La lite all’epoca della trattativa di Donnarumma col Milan. Lui aveva ricordato il suo matrimonio (un figlio di De Benedetti) e mandata a quel paese

Libero la mette sul politico. Racconta che la giornalista Rai Paola Ferrari ha perso la causa per diffamazione con Mino Raiola (lei aveva denunciato per diffamazione lui) e il quotidiano scrive che il giudice (una donna, Valeria Chirico) le ha dato torto perché Ferrari è di destra.
A giugno 2017 Paola Ferrari, su Twitter, aveva preso posizione contro Donnarumma in trattativa col Milan.
«Donnarumma non dovrebbe indossare la maglia della Nazionale per un anno», aveva tuonato la Ferrari. «Codice Etico? Quale peggior esempio di chi tradisce per i soldi?». E poi: «Chi indossa la maglia della Nazionale deve essere un esempio per i giovani e lui non lo è più».
Due giorni dopo, ricorda Libero (ripreso da Dagospia), Raiola aveva replicato così:
«Ho sentito una giornalista importante della Rai dire che Gigi dovrebbe essere tolto dalla Nazionale per un codigo (sic!) etico, perché si è venduto per soldi, una signora che ha sposato una persona che gestisce uno dei fondi… hedge fund più grandi del mondo». Il riferimento di Raiola era al marito della Ferrari, Marco De Benedetti, imprenditore e corresponsabile del fondo di investimenti Carlyle. Un uomo che, per Raiola, «si sveglia la mattina e pensa ai soldi, va a letto e pensa ai soldi».
E, aggiunge il quotidiano:
Altra colpa della Ferrari, secondo l’agente, sarebbe stata quella di non essersi indignata per il lancio di banconote false da parte dei tifosi all’indirizzo del portiere («Che tristezza i dollari lanciati. Ma era prevedibile», aveva detto la Ferrari). Ebbene, secondo Raiola, «è inutile che noi discutiamo di terrorismo e poi non prendiamo distanza di certe cose che ci capitano sotto casa». Da qui l’attacco finale: «Perciò io mi incazzo con quella Paola. Porca puttana, come cazzo ti permetti di dire codigo etico. Tu? Codigo Etico? Ma vattene a fare in culo tu e tutto Carlyle».
La Ferrari aveva così denunciato Raiola per diffamazione: chiedeva un risarcimento di 5 milioni di euro da destinare alla Fondazione Stefano Borgonovo per la ricerca sulla Sla.

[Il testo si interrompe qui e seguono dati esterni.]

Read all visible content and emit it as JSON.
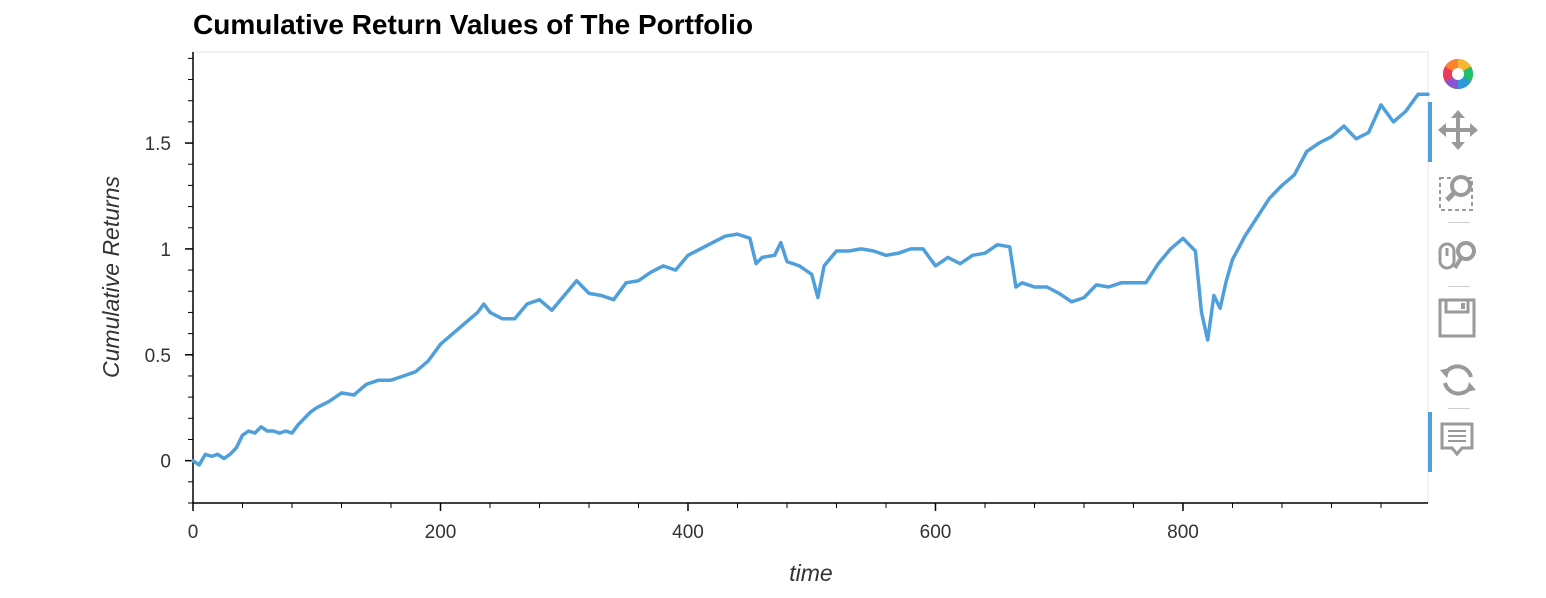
{
  "chart_data": {
    "type": "line",
    "title": "Cumulative Return Values of The Portfolio",
    "xlabel": "time",
    "ylabel": "Cumulative Returns",
    "xlim": [
      0,
      998
    ],
    "ylim": [
      -0.2,
      1.93
    ],
    "xticks": [
      0,
      200,
      400,
      600,
      800
    ],
    "xtick_labels": [
      "0",
      "200",
      "400",
      "600",
      "800"
    ],
    "yticks": [
      0,
      0.5,
      1,
      1.5
    ],
    "ytick_labels": [
      "0",
      "0.5",
      "1",
      "1.5"
    ],
    "grid": false,
    "line_color": "#4f9fdb",
    "series": [
      {
        "x": [
          0,
          5,
          10,
          15,
          20,
          25,
          30,
          35,
          40,
          45,
          50,
          55,
          60,
          65,
          70,
          75,
          80,
          85,
          90,
          95,
          100,
          110,
          120,
          130,
          140,
          150,
          160,
          170,
          180,
          190,
          200,
          210,
          220,
          230,
          235,
          240,
          250,
          260,
          270,
          280,
          290,
          300,
          310,
          320,
          330,
          340,
          350,
          360,
          370,
          380,
          390,
          400,
          410,
          420,
          430,
          440,
          450,
          455,
          460,
          470,
          475,
          480,
          490,
          500,
          505,
          510,
          520,
          530,
          540,
          550,
          560,
          570,
          580,
          590,
          600,
          610,
          620,
          630,
          640,
          650,
          660,
          665,
          670,
          680,
          690,
          700,
          710,
          720,
          730,
          740,
          750,
          760,
          770,
          780,
          790,
          800,
          805,
          810,
          815,
          820,
          825,
          830,
          835,
          840,
          850,
          860,
          870,
          880,
          890,
          900,
          910,
          920,
          930,
          940,
          950,
          960,
          970,
          980,
          990,
          998
        ],
        "y": [
          0.0,
          -0.02,
          0.03,
          0.02,
          0.03,
          0.01,
          0.03,
          0.06,
          0.12,
          0.14,
          0.13,
          0.16,
          0.14,
          0.14,
          0.13,
          0.14,
          0.13,
          0.17,
          0.2,
          0.23,
          0.25,
          0.28,
          0.32,
          0.31,
          0.36,
          0.38,
          0.38,
          0.4,
          0.42,
          0.47,
          0.55,
          0.6,
          0.65,
          0.7,
          0.74,
          0.7,
          0.67,
          0.67,
          0.74,
          0.76,
          0.71,
          0.78,
          0.85,
          0.79,
          0.78,
          0.76,
          0.84,
          0.85,
          0.89,
          0.92,
          0.9,
          0.97,
          1.0,
          1.03,
          1.06,
          1.07,
          1.05,
          0.93,
          0.96,
          0.97,
          1.03,
          0.94,
          0.92,
          0.88,
          0.77,
          0.92,
          0.99,
          0.99,
          1.0,
          0.99,
          0.97,
          0.98,
          1.0,
          1.0,
          0.92,
          0.96,
          0.93,
          0.97,
          0.98,
          1.02,
          1.01,
          0.82,
          0.84,
          0.82,
          0.82,
          0.79,
          0.75,
          0.77,
          0.83,
          0.82,
          0.84,
          0.84,
          0.84,
          0.93,
          1.0,
          1.05,
          1.02,
          0.99,
          0.7,
          0.57,
          0.78,
          0.72,
          0.85,
          0.95,
          1.06,
          1.15,
          1.24,
          1.3,
          1.35,
          1.46,
          1.5,
          1.53,
          1.58,
          1.52,
          1.55,
          1.68,
          1.6,
          1.65,
          1.73,
          1.73
        ]
      }
    ]
  }
}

Il tribunale – scrive Libero –
ricomprende le affermazioni di Raiola nel diritto di critica che «può essere esercitato utilizzando espressioni anche lesive della reputazione altrui, purché siano collegate alla manifestazione di un dissenso ragionato (…) e non si risolvano in un’aggressione gratuita».
Quanto al parallelo tra Donnarumma «venduto per soldi» e la giornalista coniugata con un ricco imprenditore, non si tratterebbe di un accostamento offensivo, ma un modo legittimo di evidenziare che il marito della giornalista e Raiola perseguono il «medesimo obiettivo», e cioè la «massimizzazione dei profitti». Quanto al paragone con il terrorismo, «tale frase non accomuna» la Ferrari «ai terroristi ma appare semplicemente volta a (…) criticare il suo commento».
Ma dove il tribunale si sbizzarrisce è nell’approvazione degli insulti. Per la giudice, «“ma vattene a fare in culo” non costituisce condotta idonea a ledere la reputazione», ma rientra tra quelle «espressioni che, pur volgari, nel contesto di un generale fenomeno di impoverimento del linguaggio e del costume, sono diventate di uso comune», assumendo altri significati: «“vaffanculo” viene impiegata nel senso di “non infastidirmi”, “lasciami in pace”» cosicché il Vaffa di Raiola sarebbe servito solo «a porre fine alla querelle, sia pur con maleducata insofferenza».